There are plenty of reasons why households tighten their belts or splurge out on an overseas holiday.
But until now, the National Accounts have only shone a light on part of the picture – income – when it comes to explaining spending and saving behaviour.
That will change from next month when, for the first time, the National Accounts will include a quarterly report on the Household Balance Sheet that incorporates the effect of house prices, shares, superannuation and other assets as well as income on household net worth.
This is of more than just academic interest.
As the Australian Bureau of Statistics itself has pointed out, non-financial assets are a huge piece of the puzzle when it comes to evaluating real household worth, because they are about two-thirds larger than the value of financial assets.
As the ABS coyly admitted, this was “a significant data gap”.

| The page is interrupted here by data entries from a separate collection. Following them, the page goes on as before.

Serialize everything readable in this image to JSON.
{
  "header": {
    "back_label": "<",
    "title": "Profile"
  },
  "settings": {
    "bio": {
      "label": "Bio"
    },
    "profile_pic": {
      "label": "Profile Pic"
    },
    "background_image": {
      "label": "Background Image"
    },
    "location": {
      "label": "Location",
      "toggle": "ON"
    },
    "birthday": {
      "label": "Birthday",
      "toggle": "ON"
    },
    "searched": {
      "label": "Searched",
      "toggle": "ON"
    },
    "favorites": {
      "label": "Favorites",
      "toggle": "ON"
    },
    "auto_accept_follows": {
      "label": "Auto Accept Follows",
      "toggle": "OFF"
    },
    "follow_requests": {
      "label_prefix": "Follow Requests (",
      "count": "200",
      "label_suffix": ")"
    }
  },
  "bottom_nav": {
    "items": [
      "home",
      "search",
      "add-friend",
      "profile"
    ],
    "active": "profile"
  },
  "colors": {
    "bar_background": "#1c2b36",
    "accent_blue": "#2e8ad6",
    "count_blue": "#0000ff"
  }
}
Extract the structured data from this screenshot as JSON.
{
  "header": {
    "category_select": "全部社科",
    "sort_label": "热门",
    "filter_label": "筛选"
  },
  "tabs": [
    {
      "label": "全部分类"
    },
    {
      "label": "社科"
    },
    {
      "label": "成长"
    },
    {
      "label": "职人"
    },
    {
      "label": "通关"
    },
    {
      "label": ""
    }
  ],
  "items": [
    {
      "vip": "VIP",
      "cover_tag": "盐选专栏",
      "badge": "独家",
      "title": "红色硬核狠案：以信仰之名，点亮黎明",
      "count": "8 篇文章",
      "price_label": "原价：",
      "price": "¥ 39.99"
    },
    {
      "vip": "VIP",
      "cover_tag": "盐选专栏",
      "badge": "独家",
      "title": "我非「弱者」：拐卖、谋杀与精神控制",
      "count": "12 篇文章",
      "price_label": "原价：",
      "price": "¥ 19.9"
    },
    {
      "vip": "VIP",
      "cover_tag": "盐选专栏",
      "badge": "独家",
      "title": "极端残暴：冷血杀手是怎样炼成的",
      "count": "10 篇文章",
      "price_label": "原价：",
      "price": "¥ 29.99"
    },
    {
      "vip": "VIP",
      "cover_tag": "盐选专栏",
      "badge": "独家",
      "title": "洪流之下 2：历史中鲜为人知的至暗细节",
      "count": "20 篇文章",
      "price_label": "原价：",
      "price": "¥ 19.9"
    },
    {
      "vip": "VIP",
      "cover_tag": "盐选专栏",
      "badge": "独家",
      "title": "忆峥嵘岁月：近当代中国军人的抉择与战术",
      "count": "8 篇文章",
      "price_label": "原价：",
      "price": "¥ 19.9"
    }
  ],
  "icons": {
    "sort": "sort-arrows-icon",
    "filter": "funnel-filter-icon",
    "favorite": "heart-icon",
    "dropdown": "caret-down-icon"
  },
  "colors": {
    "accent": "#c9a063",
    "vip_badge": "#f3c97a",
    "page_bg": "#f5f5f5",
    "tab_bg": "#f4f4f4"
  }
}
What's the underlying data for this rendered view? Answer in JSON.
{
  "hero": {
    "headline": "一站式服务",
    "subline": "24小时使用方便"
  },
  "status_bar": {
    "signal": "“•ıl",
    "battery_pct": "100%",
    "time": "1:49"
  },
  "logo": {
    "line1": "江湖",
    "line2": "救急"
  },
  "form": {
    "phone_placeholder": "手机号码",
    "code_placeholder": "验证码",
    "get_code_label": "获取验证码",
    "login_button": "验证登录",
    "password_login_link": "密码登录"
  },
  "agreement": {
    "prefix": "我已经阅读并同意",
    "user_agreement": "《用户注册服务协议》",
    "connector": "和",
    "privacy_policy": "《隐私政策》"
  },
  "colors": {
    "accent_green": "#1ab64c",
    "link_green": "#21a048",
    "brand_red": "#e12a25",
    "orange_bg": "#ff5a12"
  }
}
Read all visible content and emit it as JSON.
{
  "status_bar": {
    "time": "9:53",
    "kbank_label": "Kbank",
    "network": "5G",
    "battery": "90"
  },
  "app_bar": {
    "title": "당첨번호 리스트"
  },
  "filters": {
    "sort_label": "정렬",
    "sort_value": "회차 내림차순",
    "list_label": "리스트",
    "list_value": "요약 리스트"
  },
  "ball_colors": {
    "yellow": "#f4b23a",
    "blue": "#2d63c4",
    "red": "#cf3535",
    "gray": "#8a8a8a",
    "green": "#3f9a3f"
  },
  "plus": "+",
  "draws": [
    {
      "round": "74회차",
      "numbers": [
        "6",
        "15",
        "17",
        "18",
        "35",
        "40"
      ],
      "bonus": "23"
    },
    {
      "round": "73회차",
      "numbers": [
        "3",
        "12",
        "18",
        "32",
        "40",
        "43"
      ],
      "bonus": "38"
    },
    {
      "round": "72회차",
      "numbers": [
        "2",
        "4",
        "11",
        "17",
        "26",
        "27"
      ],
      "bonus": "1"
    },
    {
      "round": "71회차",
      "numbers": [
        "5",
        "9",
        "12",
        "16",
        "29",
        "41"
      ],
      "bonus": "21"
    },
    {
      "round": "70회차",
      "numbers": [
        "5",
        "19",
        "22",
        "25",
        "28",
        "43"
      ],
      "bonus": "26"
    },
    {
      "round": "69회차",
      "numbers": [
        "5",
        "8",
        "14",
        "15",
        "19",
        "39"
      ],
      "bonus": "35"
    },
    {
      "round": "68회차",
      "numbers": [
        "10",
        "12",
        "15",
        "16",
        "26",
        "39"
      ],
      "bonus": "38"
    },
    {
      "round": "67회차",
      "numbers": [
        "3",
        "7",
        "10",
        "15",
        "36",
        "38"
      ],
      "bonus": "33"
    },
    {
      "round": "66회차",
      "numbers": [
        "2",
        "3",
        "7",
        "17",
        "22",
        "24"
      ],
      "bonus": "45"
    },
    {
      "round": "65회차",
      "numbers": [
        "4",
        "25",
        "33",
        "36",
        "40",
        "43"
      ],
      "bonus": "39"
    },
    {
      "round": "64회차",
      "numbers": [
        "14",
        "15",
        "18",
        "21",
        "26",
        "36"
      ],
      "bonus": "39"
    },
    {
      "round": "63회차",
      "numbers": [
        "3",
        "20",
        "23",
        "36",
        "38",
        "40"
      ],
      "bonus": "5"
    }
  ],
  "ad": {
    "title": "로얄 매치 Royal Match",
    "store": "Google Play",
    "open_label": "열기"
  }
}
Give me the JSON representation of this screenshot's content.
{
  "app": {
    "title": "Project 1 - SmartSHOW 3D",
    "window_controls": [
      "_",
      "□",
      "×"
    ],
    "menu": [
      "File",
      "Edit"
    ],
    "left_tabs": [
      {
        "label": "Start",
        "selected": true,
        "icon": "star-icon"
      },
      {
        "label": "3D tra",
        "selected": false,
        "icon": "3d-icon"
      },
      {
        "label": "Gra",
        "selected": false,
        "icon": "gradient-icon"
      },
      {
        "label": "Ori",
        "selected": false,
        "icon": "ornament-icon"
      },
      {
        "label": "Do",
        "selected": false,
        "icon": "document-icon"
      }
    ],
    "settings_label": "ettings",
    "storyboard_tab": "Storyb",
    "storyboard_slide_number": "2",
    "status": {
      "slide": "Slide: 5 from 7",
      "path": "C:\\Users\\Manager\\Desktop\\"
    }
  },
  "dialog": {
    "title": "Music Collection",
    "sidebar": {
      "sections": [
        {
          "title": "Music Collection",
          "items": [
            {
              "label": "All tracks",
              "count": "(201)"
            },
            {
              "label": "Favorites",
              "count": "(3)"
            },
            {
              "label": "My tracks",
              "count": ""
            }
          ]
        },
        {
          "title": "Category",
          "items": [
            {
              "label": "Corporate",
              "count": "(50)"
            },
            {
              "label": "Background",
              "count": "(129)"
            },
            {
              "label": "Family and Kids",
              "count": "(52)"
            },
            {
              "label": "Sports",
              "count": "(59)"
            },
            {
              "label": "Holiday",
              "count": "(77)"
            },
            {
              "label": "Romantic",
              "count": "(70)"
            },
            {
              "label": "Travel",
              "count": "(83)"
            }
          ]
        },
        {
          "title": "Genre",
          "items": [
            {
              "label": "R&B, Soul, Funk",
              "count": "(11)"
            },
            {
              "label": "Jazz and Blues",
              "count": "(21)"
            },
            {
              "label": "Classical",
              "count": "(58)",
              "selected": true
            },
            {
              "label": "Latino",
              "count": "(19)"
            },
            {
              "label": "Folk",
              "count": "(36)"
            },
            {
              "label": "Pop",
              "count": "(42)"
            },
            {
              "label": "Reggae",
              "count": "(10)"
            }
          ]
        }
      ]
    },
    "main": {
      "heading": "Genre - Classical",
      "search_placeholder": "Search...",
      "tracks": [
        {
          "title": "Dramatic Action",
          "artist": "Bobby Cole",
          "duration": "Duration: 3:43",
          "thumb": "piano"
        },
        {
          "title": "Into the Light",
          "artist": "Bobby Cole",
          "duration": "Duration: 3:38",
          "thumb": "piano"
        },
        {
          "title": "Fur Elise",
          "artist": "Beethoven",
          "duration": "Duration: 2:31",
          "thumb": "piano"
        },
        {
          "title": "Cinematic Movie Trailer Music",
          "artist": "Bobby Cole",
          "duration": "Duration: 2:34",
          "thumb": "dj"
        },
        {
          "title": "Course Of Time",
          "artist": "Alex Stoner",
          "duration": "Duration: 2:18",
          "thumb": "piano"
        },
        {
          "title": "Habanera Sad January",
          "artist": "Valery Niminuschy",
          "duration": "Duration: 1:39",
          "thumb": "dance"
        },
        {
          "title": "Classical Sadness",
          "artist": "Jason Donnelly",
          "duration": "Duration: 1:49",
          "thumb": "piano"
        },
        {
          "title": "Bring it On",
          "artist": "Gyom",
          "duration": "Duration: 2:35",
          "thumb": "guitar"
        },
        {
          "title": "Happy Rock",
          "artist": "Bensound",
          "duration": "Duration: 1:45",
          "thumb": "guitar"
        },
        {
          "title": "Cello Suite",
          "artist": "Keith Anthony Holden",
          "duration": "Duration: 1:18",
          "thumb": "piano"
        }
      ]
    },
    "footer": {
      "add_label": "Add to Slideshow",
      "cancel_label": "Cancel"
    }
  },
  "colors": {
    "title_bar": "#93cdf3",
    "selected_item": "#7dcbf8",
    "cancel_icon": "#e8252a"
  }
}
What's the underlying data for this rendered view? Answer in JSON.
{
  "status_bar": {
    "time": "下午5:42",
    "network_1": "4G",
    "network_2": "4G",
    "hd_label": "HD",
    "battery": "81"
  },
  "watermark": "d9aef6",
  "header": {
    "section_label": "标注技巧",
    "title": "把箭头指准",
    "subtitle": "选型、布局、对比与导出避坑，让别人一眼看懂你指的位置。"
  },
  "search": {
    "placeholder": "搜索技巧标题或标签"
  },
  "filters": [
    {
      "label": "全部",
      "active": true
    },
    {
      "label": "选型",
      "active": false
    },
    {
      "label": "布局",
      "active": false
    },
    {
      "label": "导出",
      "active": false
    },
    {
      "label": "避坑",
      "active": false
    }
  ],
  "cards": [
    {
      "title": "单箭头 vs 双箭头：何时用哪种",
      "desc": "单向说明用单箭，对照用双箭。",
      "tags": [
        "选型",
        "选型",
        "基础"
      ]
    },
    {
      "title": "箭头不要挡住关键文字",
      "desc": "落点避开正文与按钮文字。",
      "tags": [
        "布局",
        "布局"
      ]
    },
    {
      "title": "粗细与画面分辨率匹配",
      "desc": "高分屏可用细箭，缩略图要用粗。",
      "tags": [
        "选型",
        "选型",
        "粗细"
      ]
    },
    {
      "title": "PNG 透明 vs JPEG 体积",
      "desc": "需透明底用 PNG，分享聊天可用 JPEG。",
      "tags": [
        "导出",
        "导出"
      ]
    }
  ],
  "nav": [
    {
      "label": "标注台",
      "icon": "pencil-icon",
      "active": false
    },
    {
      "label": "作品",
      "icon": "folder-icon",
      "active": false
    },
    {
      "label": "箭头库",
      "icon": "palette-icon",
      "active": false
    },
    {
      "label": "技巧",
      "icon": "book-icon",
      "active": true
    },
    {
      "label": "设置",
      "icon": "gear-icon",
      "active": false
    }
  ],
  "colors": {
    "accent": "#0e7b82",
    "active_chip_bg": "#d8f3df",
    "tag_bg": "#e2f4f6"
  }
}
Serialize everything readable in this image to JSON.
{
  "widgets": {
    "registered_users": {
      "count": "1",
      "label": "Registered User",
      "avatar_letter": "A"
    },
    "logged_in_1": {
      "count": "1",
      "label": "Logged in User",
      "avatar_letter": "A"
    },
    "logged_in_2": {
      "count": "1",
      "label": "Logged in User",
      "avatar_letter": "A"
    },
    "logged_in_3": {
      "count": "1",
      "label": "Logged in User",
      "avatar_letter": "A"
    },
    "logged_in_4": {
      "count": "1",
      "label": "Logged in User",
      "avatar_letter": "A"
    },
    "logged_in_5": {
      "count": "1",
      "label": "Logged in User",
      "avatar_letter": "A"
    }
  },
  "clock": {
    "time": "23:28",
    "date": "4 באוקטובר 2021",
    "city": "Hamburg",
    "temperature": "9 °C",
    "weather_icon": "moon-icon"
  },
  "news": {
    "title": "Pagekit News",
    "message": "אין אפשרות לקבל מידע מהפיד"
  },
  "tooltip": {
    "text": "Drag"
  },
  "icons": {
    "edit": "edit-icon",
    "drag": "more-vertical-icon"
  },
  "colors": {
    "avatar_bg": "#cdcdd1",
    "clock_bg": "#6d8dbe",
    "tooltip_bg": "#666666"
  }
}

In an explanatory note announcing the change, the Australian Bureau of Statistics has presented an analysis of how household net worth plunged when the global financial crisis hit hard in the second half of 2008.
Between March 2008 and June 2009, it plunged from around $6 trillion to close to $5 trillion, with much of the decline stemming from falls in the value of land, shares and superannuation accounts rather than cuts to income.
The ABS has prepared a Household Balance Sheet chart that demonstrates how these losses will be captured by the new analysis (see below).
It shows the balance of household net savings and other measures of real net wealth plunged from around $200 billion in late 2007 to almost negative $500 billion in the December quarter of 2008.
As the ABS notes, “much of the decline in household net worth in December 2008 is explained by large real holding losses on land and financial assets”. That is, the plunge in house and share prices (and the flow on effect to superannuation accounts) sent household net worth into a tailspin.
Importantly, these “paper” losses had immediate effects on behaviour. Households tightened their belts, cutting back on spending and increasing saving.
This change in behaviour, along with a recovery in house prices, helped to quickly send the household balance sheet back into positive territory.
Since the plunge in the balance sheet in late 2008, there have been two other periods in which it has fallen into negative territory before recovering – early-to-mid 2010 and mid-2011.
What may concern policymakers and businesses that depend on households to spend, is that the ABS chart shows the Household Balance Sheet has again turned down and is close to zero.
Strengthening housing and share markets might turn that around, but elevated unemployment and flat real income growth won’t provide much support.